Christmas has traditionally been seen as a time of reversal of fortunes, where the rich provide gifts for the poor. In medieval times, the gift was generally money and it was provided in a hollow clay pot with a slit in the top which had to be smashed for the money to be taken out. These small clay pots were nicknamed “piggies” and thus became the first version of the piggy banks we use today.
I can’t end this post before sharing some of the more unusual medieval traditions that I discovered.
Yule Mumming from Scandinavia
From Christmas Eve until the Twelfth Night, young men in northern parts of Europe would go about in the middle of the night scaring people in the streets or in their farms. They would be wearing frightening masks and would be “disguised according to the old fashion of the devil.” The young yule mummers would try to scare people by pretending to act like ghosts, trolls or other strange creatures.

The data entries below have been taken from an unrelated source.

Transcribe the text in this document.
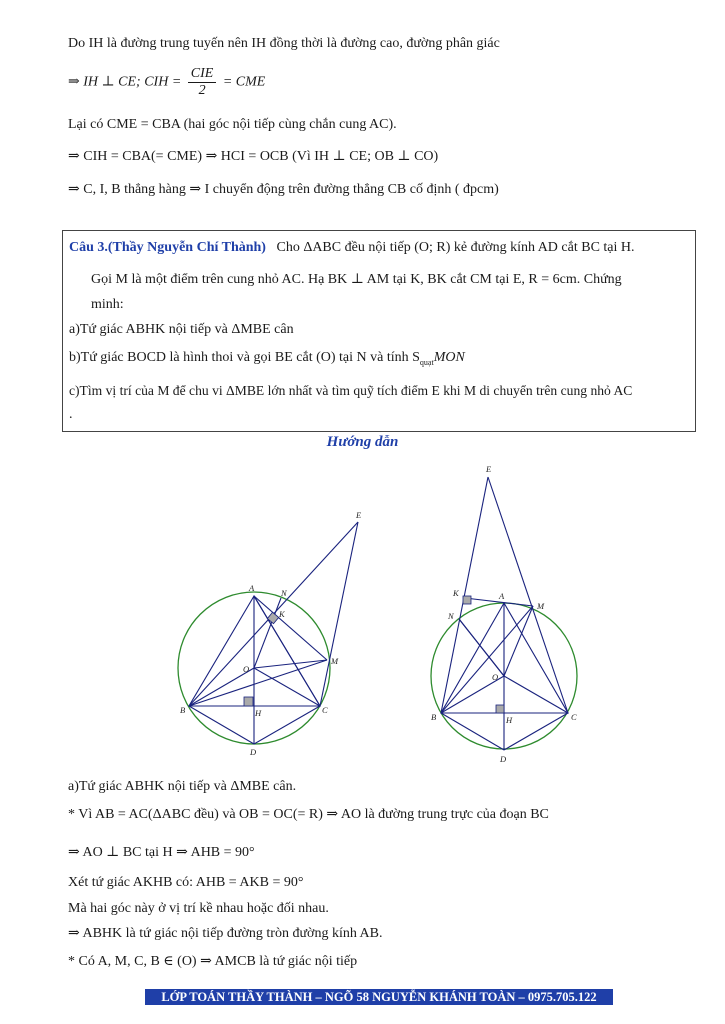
Do IH là đường trung tuyến nên IH đồng thời là đường cao, đường phân giác
⇒ IH ⊥ CE; CIH = $\frac{\text{CIE}}{2}$ = CME
Lại có CME = CBA (hai góc nội tiếp cùng chắn cung AC).
⇒ CIH = CBA(= CME) ⇒ HCI = OCB (Vì IH ⊥ CE; OB ⊥ CO)
⇒ C, I, B thẳng hàng ⇒ I chuyển động trên đường thẳng CB cố định ( đpcm)
Câu 3.(Thầy Nguyễn Chí Thành) Cho ΔABC đều nội tiếp (O; R) kẻ đường kính AD cắt BC tại H.
Gọi M là một điểm trên cung nhỏ AC. Hạ BK ⊥ AM tại K, BK cắt CM tại E, R = 6cm. Chứng
minh:
a)Tứ giác ABHK nội tiếp và ΔMBE cân
b)Tứ giác BOCD là hình thoi và gọi BE cắt (O) tại N và tính $S_{quạt}MON$
c)Tìm vị trí của M để chu vi ΔMBE lớn nhất và tìm quỹ tích điểm E khi M di chuyển trên cung nhỏ AC
.
Hướng dẫn
A
B	C
D
E
H
K
M
N
O
A
B	C
D
E
H
K
M
N
O
a)Tứ giác ABHK nội tiếp và ΔMBE cân.
* Vì AB = AC(ΔABC đều) và OB = OC(= R) ⇒ AO là đường trung trực của đoạn BC
⇒ AO ⊥ BC tại H ⇒ AHB = 90°
Xét tứ giác AKHB có: AHB = AKB = 90°
Mà hai góc này ở vị trí kề nhau hoặc đối nhau.
⇒ ABHK là tứ giác nội tiếp đường tròn đường kính AB.
* Có A, M, C, B ∈ (O) ⇒ AMCB là tứ giác nội tiếp
LỚP TOÁN THẦY THÀNH – NGÕ 58 NGUYỄN KHÁNH TOÀN – 0975.705.122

During the 16th and 17th centuries, the Yule Goat began to appear and would make children shake and quiver and strike them with a kind of “panic fear.”
Soule in France
A popular Christmas past-time in medieval France was the game of soule, which would happen once a year between neighboring villages. The game had many regional variations but was based on a very simple principle: two opposing teams would compete for possession of a large block of wood or a moss-filled leather ball, called the eteuf or pelote.
It was propelled by being punched with the fist, kicked, or struck with curved sticks. In the course of these encounters with dozens of participants involved, all blows were allowed, which explained the large number of resulting injuries and even fatalities. Does that sound a bit like football to anyone other than me?
There is so much more that I would love to share but this already longer than it should be, so I’ll finish it up with the Christmas trolls from Iceland, which may very well be where Santa’s elves originated from or, possibly, the elf on the shelf.
In medieval Iceland, during the Christmas period, daylight would last only 4 to 5 hours, making for long, cold nights. It was also a time of danger, when evil creatures would wander the land. Icelandic sagas relate tales of strange events that happened during the Yule festival.
One farmer invited his neighbors to his Christmas feast, only to have several ghosts arrive, who would shake the mud off their clothes and spray the other guests with it and those who tried to stop them would fall sick and die.
By the later Middle Ages the stories and beliefs about Huldufólk (hidden people) were very common, and elves began to be associated with Christmas, they were said to be able to take over a person’s house and would hold wild parties, which I assume explains the messes they would find the next morning.
Whatever traditions that you and yours share, I wish you all a happy and healthy Christmas. Thanks for joining me and I’ll see you next year.